Mikhael
Abrí la puerta del que era nuestro hogar con pesadumbre. No quería entrar. No quería entrar y ver aquello que perdí. La habitación donde compartí bellos momentos con mi esposa y en la que le hice el amor. La habitación de nuestros hijos llena de ropa y juguetes que nunca serían usados. La cocina que sería fría y sin el olor de sus comidas. La sala en la que nos recostábamos y veíamos películas en las que ella reía o lloraba. Pero, al final lo hice, al final entre a ese lugar que se tornó gris.
Lloré, una y otra vez. Sin parar, sin dejar de sentir que mi corazón me pesaba y el cual me quería arrancar. No quería sentir tanto dolor. Tanto sufrimiento. Tanta angustia. Tanta desesperanza.
Aitana había despertado y eso me mantenía con una leve esperanza. Si ella hubiera muerto habría preferido morir. Morir y ya. Pero, ella estaba viva, aunque, la manera en la que suplico ver a nuestros hijos me rompió el alma. Verla en ese estado, carente de felicidad, de alegría, me llenó de culpa. Yo creía firmemente que tener una esposa era como tener una rosa, justo como el principito. Yo tenía una rosa, pero no la vi, me deje engañar creyendo no tener nada. La rosa roja y llena de vida fue marchita en mis manos, yo la marchite. Yo la despedace. Le arranqué sus bellos pétalos en los que poseía sus sueños y los destruí, dejándola sin nada.
No esperaba que me perdonara. Yo mismo no me perdonaba. Si ella decidía destruirme estaría feliz de ayudarla con ello.
Vi abrirse la puerta y no me molesté en verificar la identidad del intruso.
—Mierda, Mikhael—Albert pasó entre lo escombros de las cosas. No me había molestado en arreglar el lugar.
Ni siquiera lo mire. No dejé de ver el álbum de fotos que tenía con Aitana, la última sección estaba en blanco; la parte en donde tendrían que estar las fotos de nuestros hijos.
No me importó la presencia de Albert, no me importó desmoronarme mientras se quedó viéndome en el piso, tirado y abrazándome a esos momentos grabados en tinta que ya nunca podría recrear.
—Vamos amigo, vamos—como pudo me ayudó a levantarme—¿a caso quieres que tú esposa te vea así?
Claro que no. Pero poco le iba a importar incluso si lucia como modelo. Tendría suerte si llegase a dirigirme la palabra, incluso si fuera por un insulto.
Aitana
Cuando desperté encontré a mis padres en la habitación blanca. Mi madre tenía el rostro lleno de preocupación, mi padre estaba en el otro extremo emocional, totalmente despreocupado. No me sorprendió. Él era así, no mostraba sus emociones, era tan desapasionado. Eran polos opuestos, pero no de los que se atraen. Y pese a todo estaban juntos.
—Oh, hija no sabes lo angustiada que estaba—mi madre se acercó a abrazarme.
—Si—contesté sin ánimo.
Seguramente estaban más que preocupados, pero eso no me importaba. Sólo quería dormir, por no decir morir. No quería ver la realidad. No una donde no estaban mis hijos.
—Lo vez, tus decisiones te han llevado hasta aquí—la crudeza de mi padre golpeó mi débil corazón—. Si hubieras aceptado un matrimonio arreglado por mí, estarías más feliz.
Por supuesto, él no iba a dejar pasar ésta oportunidad para restregarme el resultado de mis decisiones.
—Tú solo querías casarme para hacerte de un territorio más—esa era la cruda verdad. Mi padre me quería, pero no comprendía su amor.
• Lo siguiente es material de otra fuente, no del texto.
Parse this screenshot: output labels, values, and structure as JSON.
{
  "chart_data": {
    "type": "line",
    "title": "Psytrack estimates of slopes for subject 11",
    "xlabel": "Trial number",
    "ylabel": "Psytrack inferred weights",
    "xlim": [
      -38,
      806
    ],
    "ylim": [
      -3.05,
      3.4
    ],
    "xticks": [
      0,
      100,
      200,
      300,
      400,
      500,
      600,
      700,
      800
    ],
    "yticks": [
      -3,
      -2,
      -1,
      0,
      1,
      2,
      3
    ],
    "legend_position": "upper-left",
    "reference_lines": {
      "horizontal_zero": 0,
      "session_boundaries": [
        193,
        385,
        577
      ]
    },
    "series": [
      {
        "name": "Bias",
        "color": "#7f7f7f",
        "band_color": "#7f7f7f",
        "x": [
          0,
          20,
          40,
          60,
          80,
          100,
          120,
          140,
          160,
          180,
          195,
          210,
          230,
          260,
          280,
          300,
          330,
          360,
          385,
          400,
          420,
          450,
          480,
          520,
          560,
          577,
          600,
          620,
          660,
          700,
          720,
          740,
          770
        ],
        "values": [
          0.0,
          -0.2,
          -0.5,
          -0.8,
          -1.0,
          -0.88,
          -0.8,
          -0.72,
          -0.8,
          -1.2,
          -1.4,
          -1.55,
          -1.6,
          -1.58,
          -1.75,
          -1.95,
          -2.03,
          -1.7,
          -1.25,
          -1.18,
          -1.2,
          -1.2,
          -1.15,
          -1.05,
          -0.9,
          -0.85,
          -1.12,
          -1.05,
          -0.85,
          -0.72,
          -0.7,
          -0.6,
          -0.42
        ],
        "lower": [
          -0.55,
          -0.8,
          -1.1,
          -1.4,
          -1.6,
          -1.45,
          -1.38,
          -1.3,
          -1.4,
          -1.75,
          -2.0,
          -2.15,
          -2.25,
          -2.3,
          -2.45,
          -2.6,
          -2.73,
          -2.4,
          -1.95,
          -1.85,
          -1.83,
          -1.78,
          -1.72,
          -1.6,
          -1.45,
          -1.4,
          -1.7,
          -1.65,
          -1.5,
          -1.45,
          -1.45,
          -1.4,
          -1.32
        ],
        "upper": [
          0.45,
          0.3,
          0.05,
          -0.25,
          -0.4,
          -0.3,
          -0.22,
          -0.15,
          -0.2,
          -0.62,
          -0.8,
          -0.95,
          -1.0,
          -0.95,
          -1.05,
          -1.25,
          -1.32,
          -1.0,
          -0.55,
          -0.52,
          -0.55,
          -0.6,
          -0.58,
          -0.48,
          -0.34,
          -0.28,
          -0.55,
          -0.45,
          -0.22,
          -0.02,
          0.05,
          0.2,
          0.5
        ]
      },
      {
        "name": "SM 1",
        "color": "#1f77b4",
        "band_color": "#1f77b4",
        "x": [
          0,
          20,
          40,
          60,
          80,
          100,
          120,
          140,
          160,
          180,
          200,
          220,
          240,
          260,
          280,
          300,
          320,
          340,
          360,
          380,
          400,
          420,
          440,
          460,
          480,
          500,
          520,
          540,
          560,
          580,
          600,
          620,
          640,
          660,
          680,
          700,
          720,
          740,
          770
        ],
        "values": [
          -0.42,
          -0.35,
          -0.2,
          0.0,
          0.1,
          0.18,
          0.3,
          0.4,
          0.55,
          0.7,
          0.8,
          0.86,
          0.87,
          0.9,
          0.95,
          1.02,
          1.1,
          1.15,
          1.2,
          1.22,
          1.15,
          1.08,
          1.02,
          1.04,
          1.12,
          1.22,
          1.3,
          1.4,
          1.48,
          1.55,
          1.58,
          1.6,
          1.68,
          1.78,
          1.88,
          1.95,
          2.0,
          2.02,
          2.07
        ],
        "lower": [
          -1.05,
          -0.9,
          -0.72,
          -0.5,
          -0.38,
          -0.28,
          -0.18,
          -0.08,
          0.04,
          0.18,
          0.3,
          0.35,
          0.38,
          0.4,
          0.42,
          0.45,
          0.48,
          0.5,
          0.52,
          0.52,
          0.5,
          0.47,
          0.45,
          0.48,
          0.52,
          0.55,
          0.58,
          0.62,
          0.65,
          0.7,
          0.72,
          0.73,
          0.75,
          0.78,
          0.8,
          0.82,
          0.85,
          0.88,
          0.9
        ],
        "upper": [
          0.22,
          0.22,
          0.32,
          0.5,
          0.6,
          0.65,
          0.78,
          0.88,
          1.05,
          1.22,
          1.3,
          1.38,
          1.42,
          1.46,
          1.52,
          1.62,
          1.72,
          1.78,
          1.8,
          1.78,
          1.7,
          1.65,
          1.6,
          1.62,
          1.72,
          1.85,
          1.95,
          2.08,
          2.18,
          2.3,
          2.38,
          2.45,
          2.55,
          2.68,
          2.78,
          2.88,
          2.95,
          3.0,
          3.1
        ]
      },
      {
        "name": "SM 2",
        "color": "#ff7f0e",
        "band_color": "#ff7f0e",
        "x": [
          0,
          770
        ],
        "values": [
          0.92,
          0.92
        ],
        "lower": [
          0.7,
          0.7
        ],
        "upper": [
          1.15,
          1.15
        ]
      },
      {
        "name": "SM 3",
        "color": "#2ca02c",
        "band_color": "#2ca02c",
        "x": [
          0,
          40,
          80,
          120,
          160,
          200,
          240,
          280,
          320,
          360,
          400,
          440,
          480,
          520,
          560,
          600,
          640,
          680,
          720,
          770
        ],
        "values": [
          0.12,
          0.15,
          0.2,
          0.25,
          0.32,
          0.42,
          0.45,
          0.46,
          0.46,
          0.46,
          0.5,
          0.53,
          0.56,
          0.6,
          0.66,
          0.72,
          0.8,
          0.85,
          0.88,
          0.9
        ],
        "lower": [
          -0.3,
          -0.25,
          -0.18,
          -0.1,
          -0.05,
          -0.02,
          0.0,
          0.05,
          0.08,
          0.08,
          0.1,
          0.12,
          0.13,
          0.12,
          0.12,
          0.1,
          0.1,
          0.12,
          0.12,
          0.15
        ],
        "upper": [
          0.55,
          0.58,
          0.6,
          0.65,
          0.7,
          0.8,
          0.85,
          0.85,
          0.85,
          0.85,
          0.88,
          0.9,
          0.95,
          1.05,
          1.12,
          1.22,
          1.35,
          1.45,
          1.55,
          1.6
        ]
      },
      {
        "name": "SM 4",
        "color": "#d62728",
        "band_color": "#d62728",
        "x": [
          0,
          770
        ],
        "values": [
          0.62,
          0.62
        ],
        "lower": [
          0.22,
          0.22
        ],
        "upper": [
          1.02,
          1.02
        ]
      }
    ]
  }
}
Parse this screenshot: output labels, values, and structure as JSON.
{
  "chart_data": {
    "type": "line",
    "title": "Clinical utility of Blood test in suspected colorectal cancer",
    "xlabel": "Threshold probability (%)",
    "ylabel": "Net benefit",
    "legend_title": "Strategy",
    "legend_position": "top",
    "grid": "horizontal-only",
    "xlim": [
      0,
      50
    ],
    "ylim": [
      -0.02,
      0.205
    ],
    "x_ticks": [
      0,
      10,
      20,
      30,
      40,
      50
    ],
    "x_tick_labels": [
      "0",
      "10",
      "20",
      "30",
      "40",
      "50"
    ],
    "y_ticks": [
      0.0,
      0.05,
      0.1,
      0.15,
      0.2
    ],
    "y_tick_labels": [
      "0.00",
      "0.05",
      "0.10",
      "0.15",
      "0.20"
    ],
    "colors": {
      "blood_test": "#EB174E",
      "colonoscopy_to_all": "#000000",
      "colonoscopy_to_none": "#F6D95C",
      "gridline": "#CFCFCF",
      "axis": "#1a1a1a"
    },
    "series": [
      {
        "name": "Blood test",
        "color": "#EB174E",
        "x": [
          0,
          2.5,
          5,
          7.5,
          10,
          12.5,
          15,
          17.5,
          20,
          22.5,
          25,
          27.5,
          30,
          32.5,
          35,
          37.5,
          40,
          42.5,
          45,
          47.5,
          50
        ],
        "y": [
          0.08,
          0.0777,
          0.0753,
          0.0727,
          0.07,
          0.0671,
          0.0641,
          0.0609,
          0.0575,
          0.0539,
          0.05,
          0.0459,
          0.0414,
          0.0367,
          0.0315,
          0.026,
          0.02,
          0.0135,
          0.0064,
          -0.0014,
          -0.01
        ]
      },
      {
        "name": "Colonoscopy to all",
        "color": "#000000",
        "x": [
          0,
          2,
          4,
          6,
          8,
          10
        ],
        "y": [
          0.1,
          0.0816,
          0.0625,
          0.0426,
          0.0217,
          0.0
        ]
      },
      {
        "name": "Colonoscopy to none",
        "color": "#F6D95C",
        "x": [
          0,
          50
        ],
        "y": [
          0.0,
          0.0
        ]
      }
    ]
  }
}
—No lo voy a negar, pero me habría asegurado de buscar un hombre digno. Al menos uno que tuviera las bolas bien sujetadas para decirte las cosas de frente.
Viendo que la situación estaba escalando, mi madre intervino.
—Robert, no es momento para eso. Ya vimos a nuestra hija, dejemos que descanse.
Él no dijo nada, pero fue el primero en salir.
Cerré las ventanas impidiendo que la luz del sol entrara por las persianas de la habitación. No quería ver como la vida continuaba como si nada. Como si dos seres no me hubiesen sido arrebatados.
Quería morir. Morir y no sentir. No quería sentir esa culpa que me oprime el pecho. Si tan solo no hubiera subido a ese auto.